I was reading through a family book telling the story of the Thomas branch of my ancestors last night and came across an interesting story. Evidently, my great great great grandfather died due to an axe blow to the head. It was self-inflicted so it was murder and it certainly wasn't a suicide but it was one heck of an accident. Now as Paul Harvey would say, "Here is the rest of the story."
My great great great grandfather Albert Buchholz was out chopping wood in preparation for a family move to another home and wanted to get it cut up to make it easier to move. On the downward swing of the axe, it somehow hit the neighboring clothes line causing it to jerk out of his hands, fly up, and fall back down on top of his head, splitting it open. Although it didn't kill him immediately, it was the beginning of a death process that would take four more days to complete.

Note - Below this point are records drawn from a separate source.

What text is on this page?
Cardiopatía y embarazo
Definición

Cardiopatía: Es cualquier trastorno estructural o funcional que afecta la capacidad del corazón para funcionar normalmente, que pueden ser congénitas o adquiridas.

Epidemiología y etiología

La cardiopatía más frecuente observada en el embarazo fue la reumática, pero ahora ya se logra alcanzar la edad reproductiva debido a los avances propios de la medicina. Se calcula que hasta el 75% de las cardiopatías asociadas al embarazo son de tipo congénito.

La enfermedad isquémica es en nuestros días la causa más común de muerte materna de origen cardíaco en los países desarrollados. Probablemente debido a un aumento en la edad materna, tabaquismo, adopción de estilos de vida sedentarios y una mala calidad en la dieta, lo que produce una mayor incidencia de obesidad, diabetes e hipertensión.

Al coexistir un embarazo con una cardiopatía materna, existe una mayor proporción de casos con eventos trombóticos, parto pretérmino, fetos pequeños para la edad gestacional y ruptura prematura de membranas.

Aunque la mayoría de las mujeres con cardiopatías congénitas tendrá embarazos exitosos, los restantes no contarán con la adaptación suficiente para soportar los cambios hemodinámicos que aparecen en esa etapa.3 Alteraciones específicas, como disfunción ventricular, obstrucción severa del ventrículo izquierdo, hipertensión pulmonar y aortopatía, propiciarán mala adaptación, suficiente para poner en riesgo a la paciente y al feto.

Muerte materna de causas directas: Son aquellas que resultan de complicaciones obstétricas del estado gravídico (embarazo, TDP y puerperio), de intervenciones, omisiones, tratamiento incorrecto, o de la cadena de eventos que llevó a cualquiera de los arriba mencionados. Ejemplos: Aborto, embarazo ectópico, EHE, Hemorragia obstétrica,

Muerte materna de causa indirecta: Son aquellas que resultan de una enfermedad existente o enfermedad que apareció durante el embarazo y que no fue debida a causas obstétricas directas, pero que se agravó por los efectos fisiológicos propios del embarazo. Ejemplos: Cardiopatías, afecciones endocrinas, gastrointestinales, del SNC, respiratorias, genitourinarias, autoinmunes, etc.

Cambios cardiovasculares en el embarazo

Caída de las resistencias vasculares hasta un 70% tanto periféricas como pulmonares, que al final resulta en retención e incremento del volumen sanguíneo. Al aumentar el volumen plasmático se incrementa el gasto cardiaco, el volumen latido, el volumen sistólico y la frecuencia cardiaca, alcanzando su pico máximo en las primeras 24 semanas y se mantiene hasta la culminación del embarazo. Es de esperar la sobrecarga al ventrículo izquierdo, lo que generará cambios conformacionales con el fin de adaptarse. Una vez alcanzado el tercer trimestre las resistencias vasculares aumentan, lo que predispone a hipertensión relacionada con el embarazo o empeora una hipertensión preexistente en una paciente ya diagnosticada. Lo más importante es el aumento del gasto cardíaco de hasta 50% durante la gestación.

Paralysis started to set in and a surgery was done to remove a blood clot in the brain and a piece of bone thought to be causing the paralysis. Still in a coma after the surgery, his family laid him in bed and wrapped him in blankets with irons that had been heated up to keep him warm. Still unconscious, Albert kept trying to push the iron near one of his legs away it and after awhile, it was discovered that the iron had been heated too hot and had severely burned his leg. Probably mercifully, he never recovered and slipped away at the age of 54.
Life was tougher in those days and accidents seem frequent and deadly among the ranks of my ancestors. Albers brother-in-law, Hugh Nelson Thomas, lost his life due to a horse kick to the head. Two others would be brothers-in-law died in their early childhood. In fact, it seems quite common that out of a dozen children, maybe half reached an adult age. I guess that is why my ancestors were such prodigious child bearers in those days. One half-sister to my great great grandmother had seventeen children! I think I would rather suffer an axe blow to the head!